Thinking of raising fees? No problem

New data suggests that mass affluent clients aren’t going anywhere – even if you raise your prices

Thinking of raising your fees but worried you might scare your clients away? New data suggests you needn’t have any concerns.

According to a ThinkAdvisor survey, mass affluent clients won’t say goodbye to the advisor they know and trust even if fees go up: in fact, most won’t even say anything about it. Just 27 per cent of clients who had investable assets of at least $250,000 would request a drop in fees if rates were raised – but even they would stay with the same advisor if that request was refused. Meanwhile, 22 per cent would not even raise the issue.

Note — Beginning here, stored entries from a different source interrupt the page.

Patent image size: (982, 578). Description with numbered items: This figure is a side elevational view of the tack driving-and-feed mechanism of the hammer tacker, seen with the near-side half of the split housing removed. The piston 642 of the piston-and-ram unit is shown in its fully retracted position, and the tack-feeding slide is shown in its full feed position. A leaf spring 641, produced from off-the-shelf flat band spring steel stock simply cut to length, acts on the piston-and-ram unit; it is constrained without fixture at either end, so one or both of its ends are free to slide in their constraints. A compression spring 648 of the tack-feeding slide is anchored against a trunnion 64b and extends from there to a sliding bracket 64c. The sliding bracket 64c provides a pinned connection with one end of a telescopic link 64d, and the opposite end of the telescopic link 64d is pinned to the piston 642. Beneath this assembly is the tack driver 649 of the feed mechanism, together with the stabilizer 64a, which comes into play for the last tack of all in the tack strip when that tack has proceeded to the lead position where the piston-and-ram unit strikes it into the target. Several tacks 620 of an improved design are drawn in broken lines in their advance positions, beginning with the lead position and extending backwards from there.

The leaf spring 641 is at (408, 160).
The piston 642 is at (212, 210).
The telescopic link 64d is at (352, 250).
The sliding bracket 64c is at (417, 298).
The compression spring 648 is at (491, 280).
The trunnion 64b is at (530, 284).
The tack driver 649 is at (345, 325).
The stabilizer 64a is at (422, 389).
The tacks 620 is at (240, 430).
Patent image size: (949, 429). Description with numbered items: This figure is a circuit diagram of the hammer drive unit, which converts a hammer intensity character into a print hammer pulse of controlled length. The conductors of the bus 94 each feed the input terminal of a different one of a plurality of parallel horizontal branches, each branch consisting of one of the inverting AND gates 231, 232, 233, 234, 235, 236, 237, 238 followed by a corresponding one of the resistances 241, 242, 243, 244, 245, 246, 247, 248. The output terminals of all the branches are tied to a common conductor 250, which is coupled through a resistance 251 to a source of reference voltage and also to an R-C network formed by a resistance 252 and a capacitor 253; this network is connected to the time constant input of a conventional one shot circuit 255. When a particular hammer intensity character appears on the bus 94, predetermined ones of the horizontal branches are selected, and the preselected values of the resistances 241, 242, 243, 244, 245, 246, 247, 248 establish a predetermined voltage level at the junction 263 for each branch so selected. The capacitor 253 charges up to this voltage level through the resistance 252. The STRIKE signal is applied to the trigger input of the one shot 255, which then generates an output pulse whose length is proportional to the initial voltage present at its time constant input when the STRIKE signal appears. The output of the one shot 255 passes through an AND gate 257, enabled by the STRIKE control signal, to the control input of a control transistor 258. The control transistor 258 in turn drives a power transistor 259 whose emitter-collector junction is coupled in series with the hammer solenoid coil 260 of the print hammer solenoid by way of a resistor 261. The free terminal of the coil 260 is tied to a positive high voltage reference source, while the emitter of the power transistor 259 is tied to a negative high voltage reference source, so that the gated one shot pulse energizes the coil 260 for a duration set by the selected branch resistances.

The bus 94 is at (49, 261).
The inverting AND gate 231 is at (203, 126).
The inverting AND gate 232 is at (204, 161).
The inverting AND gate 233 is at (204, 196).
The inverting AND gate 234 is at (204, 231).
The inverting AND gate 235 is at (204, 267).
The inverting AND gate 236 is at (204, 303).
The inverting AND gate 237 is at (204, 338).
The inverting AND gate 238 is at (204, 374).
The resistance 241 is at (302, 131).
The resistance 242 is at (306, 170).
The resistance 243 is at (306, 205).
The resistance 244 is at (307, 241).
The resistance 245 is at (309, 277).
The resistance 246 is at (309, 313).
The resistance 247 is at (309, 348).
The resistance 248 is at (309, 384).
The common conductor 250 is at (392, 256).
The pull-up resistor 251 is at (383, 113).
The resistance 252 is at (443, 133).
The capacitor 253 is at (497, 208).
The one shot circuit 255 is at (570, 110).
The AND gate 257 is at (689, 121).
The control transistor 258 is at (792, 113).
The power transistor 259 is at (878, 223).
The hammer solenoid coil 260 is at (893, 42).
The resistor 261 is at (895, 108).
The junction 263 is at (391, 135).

What then for high net worth investors?

Investors who boast more than $1millionin liquid assets are a little choosier when fees are raised. Only 16 per cent would stay quiet about raised fees, although 27 per cent indicated they would stay with their advisor if the additional fees were dropped when requested.

It seems from the survey that relationships are much more important to affluent investors than fees: indeed 38 per cent of mass affluent investors are unsure about how their advisors get paid.

Meanwhile, in a separate survey 90 per cent of advisors that moved to a fee structure that is assets based were able to keep hold of their clients. From the 10 per cent who did depart, most went to web based services or another advisor.